The program created in 2007 was meant to provide student-debt relief to workers in public-service fields, like teachers and paraprofessionals, but it has been plagued by bureaucratic issues making it difficult to qualify.
Changes announced this week allow eligible borrowers to complete a waiver to count all their payments toward the forgiveness program, regardless of the loan program or payment plan.
Miguel Cardona, U.S. Secretary of Education, said the department is ready to right the wrongs of the past.
"We want to make sure that we're doing everything in the agency to protect our borrowers, our students," Cardona pledged. "We serve our students. We have to make that clear, not only in our talk, but in our actions. You've done so much to help our community. You were made a promise, and it's now our turn to deliver on that promise."
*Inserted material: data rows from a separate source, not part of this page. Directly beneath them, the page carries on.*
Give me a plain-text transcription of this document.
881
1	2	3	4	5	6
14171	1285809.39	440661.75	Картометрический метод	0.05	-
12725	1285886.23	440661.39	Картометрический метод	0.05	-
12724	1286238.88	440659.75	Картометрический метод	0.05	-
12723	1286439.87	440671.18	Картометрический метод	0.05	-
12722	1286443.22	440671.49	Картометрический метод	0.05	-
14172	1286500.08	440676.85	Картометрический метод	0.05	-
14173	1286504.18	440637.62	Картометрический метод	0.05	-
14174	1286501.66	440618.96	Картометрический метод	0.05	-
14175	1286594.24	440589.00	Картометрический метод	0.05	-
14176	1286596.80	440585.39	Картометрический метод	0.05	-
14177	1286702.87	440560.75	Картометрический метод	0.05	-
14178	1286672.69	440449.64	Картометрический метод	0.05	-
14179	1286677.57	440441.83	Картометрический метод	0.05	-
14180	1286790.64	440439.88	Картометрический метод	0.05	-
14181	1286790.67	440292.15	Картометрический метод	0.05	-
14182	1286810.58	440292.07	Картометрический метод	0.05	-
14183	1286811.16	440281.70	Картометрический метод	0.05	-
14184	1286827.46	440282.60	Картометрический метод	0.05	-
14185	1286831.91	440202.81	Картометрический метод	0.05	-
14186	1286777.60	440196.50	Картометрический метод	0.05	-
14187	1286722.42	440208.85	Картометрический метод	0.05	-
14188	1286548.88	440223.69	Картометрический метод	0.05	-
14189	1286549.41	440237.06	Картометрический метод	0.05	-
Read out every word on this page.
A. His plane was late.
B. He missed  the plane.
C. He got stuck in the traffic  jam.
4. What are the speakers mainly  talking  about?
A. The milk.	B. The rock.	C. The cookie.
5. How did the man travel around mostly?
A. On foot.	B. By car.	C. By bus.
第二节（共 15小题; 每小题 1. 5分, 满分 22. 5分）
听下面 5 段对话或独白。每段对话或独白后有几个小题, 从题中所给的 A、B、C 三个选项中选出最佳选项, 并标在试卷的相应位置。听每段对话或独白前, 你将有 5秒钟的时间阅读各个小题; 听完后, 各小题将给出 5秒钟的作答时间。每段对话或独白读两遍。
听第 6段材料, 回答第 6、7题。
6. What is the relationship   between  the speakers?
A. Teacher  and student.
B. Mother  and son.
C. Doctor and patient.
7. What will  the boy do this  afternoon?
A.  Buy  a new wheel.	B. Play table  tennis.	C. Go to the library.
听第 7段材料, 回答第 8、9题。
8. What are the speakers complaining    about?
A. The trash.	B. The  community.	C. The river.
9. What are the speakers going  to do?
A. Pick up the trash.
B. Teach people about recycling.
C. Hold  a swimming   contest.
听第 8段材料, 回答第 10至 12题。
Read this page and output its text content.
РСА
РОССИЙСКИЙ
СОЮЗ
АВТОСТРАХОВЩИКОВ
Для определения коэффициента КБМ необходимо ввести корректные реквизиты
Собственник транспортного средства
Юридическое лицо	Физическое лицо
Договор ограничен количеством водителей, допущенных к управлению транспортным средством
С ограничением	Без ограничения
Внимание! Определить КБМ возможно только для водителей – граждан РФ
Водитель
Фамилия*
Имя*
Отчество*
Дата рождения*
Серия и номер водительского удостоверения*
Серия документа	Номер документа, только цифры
Under the Public Service program, qualified graduates can have the remainder of their student debt forgiven.
Utah's average student debt is about $18,000, considerably lower than the national average of $29,000, according to the Institute for College Access and Success.
The Institute reports about 300,000 Utahns -- roughly 40% of all graduates -- have student debt. About 9% of Utah college debt is in private loans, which are often costlier and carry fewer consumer protections.
Brad Asay, president of the American Federation of Teachers (AFT) Utah, said lenders often used complex rules to block graduates from participating in the federal forgiveness program.
"The lenders were making it extremely difficult," Asay contended. "They'd say, 'Oh, you didn't fill this out correctly. Now you don't qualify.' And so, anything that was supposed to be forgiven automatically now turns into a loan. That's the way that they made money."
Asay noted both Utah and the national AFT provide assistance for teachers and other educators on how to deal with the loan forgiveness program.
"We sit down with public-service employees, teachers, professors, and we show them how to navigate through the system," Asay explained. "How to do the paperwork, what forms to fill out, what qualifies them for the debt forgiveness and the different types."
In addition to the federal program, Utah has several debt assistance and forgiveness programs.